Saturday, June 20, 2009

Saturation: Tales Designed To Thrizzle, Volume One

Rob reviews the new collection of the first four issues of Michael Kupperman's TALES DESIGNED TO THRIZZLE (Fantagraphics).

About a decade ago or so ago, I first became aware of Michael Kupperman's work in dribs and drabs. There'd be a few pieces here and there on random websites, perhaps a strip or two in an anthology. As a cartoonist and humorist, it was obvious that he was the total package: awesome chops, clever design sense, and a refined sense of timing for gags all served his absurdist sense of humor. Paired with his appreciation (and homage-laded appropriation) of the history of comics and illustration, he rattled off strip after crazy strip that worked on several levels simultaneously. The drawings were dense, beautiful to look at and often funny on their own--though he rarely relied on "funny drawings" to get across a punchline. He wasn't afraid to work at any number of levels to tell a joke: conceptual, scatological, deadpan or mining the fields of popular culture. Even when drawing a more conventional gag, Kupperman always avoided the easy punchline in favor of something that subverted the expected, often confusing his own characters in the strip.
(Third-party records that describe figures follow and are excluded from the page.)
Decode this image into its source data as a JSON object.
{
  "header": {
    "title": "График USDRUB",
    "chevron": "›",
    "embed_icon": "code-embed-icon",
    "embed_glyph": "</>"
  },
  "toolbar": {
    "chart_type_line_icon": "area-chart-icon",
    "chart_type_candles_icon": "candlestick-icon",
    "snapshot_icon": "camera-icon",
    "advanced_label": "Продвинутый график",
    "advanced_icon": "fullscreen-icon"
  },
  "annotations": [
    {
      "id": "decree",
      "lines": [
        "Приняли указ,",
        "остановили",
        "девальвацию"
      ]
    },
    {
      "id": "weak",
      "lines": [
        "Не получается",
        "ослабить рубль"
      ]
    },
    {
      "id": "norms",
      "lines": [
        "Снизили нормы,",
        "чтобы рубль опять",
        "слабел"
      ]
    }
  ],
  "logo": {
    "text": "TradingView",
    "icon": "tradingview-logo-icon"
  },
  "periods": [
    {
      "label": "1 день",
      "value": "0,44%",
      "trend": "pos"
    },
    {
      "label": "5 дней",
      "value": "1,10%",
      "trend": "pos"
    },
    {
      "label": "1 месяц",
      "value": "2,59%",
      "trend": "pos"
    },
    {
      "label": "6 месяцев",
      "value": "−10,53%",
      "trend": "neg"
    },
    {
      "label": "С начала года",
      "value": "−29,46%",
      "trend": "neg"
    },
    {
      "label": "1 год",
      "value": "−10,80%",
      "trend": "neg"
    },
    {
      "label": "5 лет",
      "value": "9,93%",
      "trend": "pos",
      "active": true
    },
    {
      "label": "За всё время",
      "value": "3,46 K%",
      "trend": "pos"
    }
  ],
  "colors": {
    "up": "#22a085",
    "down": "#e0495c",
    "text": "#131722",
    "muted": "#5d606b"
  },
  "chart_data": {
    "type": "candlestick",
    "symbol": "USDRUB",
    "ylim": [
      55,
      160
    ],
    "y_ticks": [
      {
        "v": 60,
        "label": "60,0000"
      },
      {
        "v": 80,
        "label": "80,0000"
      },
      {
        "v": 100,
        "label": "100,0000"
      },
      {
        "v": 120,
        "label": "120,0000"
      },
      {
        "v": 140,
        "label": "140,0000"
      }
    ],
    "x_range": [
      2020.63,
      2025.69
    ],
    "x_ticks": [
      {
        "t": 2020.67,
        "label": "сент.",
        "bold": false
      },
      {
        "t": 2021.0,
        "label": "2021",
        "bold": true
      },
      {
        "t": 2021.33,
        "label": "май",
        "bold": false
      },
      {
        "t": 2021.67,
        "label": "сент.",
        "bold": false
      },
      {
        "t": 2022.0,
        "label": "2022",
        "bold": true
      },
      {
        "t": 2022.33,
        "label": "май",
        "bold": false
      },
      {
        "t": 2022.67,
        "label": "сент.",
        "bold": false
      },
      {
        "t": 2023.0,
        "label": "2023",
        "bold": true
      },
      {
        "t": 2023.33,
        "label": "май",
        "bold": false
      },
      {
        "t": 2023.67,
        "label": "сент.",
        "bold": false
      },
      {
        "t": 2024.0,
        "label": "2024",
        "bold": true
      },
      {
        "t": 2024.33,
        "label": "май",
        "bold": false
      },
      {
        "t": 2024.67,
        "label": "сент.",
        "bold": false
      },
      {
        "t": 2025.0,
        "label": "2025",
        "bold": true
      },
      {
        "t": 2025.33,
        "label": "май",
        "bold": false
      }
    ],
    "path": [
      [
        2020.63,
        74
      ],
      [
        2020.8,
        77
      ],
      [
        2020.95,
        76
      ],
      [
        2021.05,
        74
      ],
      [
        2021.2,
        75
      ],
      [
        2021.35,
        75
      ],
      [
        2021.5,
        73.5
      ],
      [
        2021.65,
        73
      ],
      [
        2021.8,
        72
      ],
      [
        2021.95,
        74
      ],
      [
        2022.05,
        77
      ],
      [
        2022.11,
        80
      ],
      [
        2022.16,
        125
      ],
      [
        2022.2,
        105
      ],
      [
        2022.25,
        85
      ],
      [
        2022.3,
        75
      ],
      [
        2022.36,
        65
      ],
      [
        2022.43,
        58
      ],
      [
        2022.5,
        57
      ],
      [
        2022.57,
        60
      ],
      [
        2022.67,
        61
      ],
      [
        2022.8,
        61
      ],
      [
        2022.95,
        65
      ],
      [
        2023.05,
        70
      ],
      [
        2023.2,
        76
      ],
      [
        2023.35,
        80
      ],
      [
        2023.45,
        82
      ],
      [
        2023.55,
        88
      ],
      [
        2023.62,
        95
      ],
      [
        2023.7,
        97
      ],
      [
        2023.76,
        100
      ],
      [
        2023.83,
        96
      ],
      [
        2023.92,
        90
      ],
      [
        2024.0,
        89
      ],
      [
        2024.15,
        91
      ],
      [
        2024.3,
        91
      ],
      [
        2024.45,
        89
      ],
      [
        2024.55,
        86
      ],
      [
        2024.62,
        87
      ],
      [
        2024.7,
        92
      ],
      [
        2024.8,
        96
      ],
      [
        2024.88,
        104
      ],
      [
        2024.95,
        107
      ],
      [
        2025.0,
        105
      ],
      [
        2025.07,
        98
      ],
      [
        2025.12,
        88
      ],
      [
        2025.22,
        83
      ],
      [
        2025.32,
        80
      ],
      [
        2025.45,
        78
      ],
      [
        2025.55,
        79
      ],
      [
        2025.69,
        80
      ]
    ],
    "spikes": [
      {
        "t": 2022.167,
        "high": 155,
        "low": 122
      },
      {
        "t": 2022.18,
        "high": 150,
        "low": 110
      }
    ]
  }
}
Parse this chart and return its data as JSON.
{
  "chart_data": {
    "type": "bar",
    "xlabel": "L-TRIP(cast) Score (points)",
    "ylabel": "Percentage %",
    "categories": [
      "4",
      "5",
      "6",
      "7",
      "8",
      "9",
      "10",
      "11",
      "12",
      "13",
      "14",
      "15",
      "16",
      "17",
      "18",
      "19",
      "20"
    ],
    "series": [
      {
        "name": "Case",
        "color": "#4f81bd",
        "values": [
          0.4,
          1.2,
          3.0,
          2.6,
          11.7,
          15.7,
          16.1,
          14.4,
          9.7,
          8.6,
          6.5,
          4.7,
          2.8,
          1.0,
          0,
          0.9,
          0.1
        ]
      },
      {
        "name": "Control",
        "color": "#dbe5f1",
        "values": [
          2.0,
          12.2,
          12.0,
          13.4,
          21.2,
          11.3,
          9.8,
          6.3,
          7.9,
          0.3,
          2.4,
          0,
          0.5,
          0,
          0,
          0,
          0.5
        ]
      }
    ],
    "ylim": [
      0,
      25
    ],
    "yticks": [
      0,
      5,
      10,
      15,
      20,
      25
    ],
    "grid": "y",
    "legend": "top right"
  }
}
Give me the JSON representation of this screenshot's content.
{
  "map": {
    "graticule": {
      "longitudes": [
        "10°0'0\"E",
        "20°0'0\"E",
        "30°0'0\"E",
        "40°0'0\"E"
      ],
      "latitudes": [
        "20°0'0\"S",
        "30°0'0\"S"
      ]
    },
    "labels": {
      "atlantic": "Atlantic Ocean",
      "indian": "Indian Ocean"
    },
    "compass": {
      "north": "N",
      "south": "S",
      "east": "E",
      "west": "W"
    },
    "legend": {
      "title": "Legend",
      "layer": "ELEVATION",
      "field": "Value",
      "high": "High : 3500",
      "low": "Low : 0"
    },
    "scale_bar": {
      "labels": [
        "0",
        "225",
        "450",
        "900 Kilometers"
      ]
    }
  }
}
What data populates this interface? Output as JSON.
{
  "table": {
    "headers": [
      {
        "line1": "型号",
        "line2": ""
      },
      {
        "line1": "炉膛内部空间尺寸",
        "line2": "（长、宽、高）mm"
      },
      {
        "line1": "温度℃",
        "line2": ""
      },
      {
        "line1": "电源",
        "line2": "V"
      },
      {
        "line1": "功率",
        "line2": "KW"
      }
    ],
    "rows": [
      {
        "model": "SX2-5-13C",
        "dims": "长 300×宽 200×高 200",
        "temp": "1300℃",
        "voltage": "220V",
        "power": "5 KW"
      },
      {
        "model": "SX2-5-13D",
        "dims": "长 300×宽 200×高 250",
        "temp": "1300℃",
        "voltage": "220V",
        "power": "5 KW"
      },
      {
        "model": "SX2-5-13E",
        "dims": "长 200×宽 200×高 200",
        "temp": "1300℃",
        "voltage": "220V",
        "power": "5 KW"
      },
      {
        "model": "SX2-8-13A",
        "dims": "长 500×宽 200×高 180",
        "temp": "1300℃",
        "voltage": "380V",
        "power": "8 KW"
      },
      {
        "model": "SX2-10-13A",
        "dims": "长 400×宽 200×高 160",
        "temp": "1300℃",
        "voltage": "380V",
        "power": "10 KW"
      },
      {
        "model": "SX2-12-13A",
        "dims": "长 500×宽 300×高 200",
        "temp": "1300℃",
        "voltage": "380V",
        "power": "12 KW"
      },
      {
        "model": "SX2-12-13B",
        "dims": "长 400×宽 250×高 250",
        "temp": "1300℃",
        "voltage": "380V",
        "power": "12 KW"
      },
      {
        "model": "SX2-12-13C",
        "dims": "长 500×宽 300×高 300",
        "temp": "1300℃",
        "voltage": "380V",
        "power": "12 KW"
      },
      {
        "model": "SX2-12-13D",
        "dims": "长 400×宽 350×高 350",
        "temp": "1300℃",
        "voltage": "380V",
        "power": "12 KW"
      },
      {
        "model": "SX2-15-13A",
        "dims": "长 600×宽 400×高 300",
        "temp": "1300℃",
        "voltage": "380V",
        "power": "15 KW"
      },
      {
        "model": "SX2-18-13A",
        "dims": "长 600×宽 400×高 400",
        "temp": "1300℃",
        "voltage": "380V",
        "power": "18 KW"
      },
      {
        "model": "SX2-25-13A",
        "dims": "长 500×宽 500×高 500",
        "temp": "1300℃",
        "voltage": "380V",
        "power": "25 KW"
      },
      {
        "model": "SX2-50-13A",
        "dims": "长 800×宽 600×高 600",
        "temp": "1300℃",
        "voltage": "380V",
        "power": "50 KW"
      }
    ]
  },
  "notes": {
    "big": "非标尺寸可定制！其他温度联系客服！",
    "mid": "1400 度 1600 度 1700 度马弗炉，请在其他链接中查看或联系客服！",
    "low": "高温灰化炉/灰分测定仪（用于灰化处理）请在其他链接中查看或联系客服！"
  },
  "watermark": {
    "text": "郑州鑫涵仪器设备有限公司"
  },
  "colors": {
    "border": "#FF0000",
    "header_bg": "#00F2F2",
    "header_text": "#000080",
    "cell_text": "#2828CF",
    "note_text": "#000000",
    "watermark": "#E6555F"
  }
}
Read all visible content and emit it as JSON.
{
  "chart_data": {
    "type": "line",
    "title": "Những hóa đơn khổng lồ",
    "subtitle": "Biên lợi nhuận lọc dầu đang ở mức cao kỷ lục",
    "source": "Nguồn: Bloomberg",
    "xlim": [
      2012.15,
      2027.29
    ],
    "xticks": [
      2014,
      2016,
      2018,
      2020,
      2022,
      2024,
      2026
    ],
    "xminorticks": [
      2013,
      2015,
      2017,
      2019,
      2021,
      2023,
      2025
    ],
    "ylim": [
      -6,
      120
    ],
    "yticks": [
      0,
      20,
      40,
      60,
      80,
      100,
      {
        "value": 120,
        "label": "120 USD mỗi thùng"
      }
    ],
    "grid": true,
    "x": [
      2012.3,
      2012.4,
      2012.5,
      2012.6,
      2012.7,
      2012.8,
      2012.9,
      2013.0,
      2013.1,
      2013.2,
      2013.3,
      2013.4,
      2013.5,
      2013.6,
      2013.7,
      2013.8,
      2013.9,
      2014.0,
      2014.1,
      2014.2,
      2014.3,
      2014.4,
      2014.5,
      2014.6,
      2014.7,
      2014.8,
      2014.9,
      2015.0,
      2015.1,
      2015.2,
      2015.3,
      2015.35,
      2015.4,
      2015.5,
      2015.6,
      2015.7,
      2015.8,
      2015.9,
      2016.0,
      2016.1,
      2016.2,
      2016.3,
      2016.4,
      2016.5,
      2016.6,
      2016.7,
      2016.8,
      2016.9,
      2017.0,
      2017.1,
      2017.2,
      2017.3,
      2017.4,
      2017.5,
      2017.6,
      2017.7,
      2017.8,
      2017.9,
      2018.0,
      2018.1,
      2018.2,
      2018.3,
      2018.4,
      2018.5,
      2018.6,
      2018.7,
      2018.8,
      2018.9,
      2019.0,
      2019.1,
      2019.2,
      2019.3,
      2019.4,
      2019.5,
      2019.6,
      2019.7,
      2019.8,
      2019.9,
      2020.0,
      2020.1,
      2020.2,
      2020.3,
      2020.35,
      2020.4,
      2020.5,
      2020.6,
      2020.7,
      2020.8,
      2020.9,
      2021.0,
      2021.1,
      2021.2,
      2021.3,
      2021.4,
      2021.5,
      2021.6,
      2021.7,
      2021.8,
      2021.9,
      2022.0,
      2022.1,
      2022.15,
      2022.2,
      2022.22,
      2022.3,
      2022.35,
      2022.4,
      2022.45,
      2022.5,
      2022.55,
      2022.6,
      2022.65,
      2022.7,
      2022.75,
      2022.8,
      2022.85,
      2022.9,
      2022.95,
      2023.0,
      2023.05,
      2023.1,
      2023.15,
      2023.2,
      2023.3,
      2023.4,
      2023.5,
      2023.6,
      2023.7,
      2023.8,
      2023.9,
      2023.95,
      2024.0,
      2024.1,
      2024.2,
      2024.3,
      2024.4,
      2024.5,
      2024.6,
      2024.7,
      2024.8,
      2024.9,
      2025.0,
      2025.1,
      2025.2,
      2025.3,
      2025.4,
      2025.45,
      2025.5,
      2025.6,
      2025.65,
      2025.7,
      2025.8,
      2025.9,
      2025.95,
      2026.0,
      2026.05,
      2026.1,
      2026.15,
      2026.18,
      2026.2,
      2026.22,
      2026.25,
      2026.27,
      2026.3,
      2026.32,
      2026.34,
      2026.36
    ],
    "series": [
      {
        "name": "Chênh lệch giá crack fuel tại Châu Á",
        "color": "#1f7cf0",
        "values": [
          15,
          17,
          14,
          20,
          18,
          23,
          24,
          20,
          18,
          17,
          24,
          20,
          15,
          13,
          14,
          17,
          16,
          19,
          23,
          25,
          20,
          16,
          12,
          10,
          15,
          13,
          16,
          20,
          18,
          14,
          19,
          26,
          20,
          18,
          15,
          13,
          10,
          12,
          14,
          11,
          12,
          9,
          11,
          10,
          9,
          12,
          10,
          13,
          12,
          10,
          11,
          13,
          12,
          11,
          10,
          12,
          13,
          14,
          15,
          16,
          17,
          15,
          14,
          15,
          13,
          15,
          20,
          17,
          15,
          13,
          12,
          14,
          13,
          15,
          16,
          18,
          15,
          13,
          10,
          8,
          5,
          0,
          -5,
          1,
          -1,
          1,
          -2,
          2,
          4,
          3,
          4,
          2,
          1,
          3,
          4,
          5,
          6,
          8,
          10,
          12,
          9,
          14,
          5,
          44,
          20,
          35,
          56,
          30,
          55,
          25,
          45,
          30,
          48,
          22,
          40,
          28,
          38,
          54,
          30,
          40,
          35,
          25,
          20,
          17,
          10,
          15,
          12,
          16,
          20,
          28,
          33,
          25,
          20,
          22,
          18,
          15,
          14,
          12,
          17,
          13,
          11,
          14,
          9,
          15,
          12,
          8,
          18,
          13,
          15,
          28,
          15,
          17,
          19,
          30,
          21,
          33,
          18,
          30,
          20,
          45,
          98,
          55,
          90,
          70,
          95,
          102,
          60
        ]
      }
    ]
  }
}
His first collection of strips, SNAKE 'N BACON'S CARTOON CABARET, was one of the best books of this decade. It was unfortunately widely ignored, coming just a couple of years before graphic novel mania hit the publishing industry. That is perhaps the densest collection of gags I've ever seen; Kupperman insists on filling nearly every inch of space with either his main joke narrative, a throwaway gag or a funny decorative touch. Every inch of that page demands reader attention. In his earlier work, his cross-hatching was much more dense and his commitment to crafting strips in the style of classic comics made reading this book a sometimes dizzying experience. Reading the whole thing in one sitting was akin to having one's reality slowly rewritten with crazy new rules. Running out and looking for the nearest sex blimp suddenly seemed like a reasonable proposition. His work is sublime in the truest sense of the word, speaking to me as a reader in ways that can be discussed and broken down but not quite fully communicated in their Rightness. It's my ultimate goal when experiencing art, this feeling of sublimity, and while it's quite rare in general, it's even rarer when dealing with comedy. About the only other humorists who have affected me in the same way were the Marx Brothers.

With TALES DESIGNED TO THRIZZLE, Kupperman actually had the perfect delivery system for his work. Each issue was just long enough to leave a lasting impression, but was short enough to not have that dizzying effect. The first collection of this series addresses that density of his work by using color. There are some pages where color is clearly just being used to provide some variation so as to soften the backgrounds and dense cross-hatching of the art. This is especially true when he reprinted some of his older work here, with that use of color being rather perfunctory and being used to balance out the page rather than enhance the strip. Those older strips are jammed at the bottom of newer gags to fill up space, giving the reader their money's worth on page after page. It's as though Kupperman is afraid to let down his readers if there aren't twenty gags crammed in on every page.

For other strips, the use of color is a revelation. This is especially true with gags that are parodies of children's book illustrations, advertisements or of old, mediocre four-color comics. He doesn't pile color on to strips where it would hurt, like his lovely Granpa strips that are as much flights of fancy as they are gags. The hatching and use of blacks look perfect as is. Kupperman is careful to try and retain the experience of reading each issue individually, both in how the original covers were kept in the reprint and the way he'd add a couple of purely decorative pages to either encourage a reader break or at the very least refresh their palate.

It's encouraging to see Kupperman go from being a cult favorite to someone who's started to receive a lot more attention and recognition. In particular, he's done work with the great Robert Smigel back on his much-missed (by me, at least) TV FUNHOUSE show, and recently had a pilot of SNAKE 'N BACON air on the Cartoon Network's Adult Swim (it's currently available at their website). Hopefully this collection will draw yet more attention to a unique humorist and the Human Sneeze, Twain & Einstein, the Scaredy Kids, Pagus and the ever-licenseable Fireman Octopus. Kupperman saturates each page with crazed ideas, bizarre connections, and references that aren't really references. Even a reader who may not be familiar with what Kupperman's (often obliquely) mocking is still pulled full-tilt into the gag. No matter what the concept, once Kupperman's laid his hands on it, it's no longer recognizable as anything but his.